Limited effect of the confluence angle and tributary gradient on Alpine confluence morphodynamics under intense sediment loads

Confluences are dynamic morphological nodes that are found in all river networks. In mountain regions, they are influenced by hydraulic and sedimentary processes that occur in steep channels during extreme events in small watersheds. Sediment transport in the tributary channel and aggradation in the confluence can be massive, potentially causing overbank flooding and sedimentation into adjacent settlement areas. Previous works dealing with confluences have mainly focused on lowland regions, and those that have focused on mountain areas have used sediment concentrations and channel gradients that are largely under-representative of mountain river conditions. The presented work contributes to filling this research gap with 45 experiments that use a large-scale physical model. Geometric model parameters, the applied grain size distribution, and the considered discharges represent the conditions at 135 confluences in South Tyrol (Italy) and Tyrol (Austria).

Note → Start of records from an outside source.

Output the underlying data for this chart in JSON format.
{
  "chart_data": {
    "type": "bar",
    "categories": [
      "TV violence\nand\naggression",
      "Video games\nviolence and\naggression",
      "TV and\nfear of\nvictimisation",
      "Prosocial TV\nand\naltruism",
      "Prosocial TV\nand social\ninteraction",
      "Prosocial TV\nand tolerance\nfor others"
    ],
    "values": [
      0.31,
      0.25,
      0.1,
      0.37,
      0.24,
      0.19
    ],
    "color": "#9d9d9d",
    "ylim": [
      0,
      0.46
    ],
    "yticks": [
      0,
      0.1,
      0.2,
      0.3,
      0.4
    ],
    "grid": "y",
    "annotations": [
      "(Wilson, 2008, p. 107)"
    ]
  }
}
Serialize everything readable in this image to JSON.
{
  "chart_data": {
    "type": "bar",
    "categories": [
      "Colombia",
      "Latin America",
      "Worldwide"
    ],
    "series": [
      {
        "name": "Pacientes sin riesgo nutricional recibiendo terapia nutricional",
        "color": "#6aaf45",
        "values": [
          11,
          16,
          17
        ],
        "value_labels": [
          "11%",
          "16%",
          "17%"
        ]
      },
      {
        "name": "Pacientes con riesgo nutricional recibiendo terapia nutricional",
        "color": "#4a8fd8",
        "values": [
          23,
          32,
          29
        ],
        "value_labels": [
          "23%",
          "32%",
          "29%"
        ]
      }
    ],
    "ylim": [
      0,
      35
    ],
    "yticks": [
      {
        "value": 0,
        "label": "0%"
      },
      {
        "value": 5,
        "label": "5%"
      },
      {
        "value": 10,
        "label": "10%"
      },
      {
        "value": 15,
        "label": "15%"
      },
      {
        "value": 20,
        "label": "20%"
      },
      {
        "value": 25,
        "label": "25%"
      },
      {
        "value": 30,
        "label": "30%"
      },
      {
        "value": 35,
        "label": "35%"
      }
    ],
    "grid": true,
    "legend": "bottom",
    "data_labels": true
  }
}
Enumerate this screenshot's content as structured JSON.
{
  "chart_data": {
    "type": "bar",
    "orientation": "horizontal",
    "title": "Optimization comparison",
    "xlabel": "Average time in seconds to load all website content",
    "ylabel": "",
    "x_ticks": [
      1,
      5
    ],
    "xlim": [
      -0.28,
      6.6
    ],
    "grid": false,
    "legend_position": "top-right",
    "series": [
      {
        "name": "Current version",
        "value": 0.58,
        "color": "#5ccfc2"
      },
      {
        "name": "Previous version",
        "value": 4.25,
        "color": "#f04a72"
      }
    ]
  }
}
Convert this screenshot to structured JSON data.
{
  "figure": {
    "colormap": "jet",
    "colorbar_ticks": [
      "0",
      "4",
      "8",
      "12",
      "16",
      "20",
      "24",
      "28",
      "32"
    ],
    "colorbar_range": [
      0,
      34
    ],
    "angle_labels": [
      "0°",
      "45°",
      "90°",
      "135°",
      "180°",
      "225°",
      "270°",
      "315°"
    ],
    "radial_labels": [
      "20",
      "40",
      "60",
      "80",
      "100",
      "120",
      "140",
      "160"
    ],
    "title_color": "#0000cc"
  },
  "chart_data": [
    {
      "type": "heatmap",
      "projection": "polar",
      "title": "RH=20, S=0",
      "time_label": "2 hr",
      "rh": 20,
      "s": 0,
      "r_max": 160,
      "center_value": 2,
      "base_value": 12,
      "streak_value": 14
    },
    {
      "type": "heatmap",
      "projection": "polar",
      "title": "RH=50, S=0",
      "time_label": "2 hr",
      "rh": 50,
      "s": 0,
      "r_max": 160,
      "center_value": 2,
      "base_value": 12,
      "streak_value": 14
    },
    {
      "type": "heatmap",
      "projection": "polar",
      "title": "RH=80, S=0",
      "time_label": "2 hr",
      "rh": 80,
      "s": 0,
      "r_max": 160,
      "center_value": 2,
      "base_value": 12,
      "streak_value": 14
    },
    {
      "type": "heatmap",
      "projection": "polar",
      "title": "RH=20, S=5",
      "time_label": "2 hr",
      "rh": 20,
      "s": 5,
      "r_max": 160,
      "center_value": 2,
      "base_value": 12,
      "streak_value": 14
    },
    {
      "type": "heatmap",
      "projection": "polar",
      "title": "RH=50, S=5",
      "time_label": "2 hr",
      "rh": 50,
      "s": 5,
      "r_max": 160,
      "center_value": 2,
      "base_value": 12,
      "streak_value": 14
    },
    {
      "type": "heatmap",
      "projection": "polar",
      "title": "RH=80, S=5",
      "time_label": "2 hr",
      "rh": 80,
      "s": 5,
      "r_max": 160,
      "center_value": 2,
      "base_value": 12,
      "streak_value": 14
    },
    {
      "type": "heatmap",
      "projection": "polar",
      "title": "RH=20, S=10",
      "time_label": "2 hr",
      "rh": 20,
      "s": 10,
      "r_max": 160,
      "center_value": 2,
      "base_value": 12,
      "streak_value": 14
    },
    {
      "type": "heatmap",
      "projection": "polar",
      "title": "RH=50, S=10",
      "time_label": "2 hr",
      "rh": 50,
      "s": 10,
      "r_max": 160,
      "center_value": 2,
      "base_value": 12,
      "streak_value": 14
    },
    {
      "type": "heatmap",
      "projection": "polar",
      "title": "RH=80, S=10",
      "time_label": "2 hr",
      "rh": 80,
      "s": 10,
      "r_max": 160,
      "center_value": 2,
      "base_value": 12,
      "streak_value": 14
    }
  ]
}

The experimental program allowed for a comprehensive analysis of the effects of (i) the confluence angle, (ii) the tributary gradient, (iii) the channel discharges, and (iv) the tributary sediment concentration. In contrast to most research dealing with confluences, results indicate that, in the presence of an intense tributary sediment supply and a small tributary-to-main-channel discharge ratio (0.1), the confluence angle does not have a decisive effect on confluence morphology. Adjustments to the tributary channel gradient yielded the same results. A reoccurring range of depositional geomorphic units was observed in which a deposition cone transitioned to a bank-attached bar. The confluence morphology and tributary channel gradient rapidly adjusted, tending towards an equilibrium state to accommodate both water discharges and the sediment load from the tributary. Statistical analyses demonstrated that the confluence morphology was controlled by the combined channel discharge and the depositional or erosional extent was controlled by the sediment concentration. Applying conclusions drawn from lowland confluence dynamics could misrepresent depositional and erosional patterns and the related flood hazard at mountain river confluences.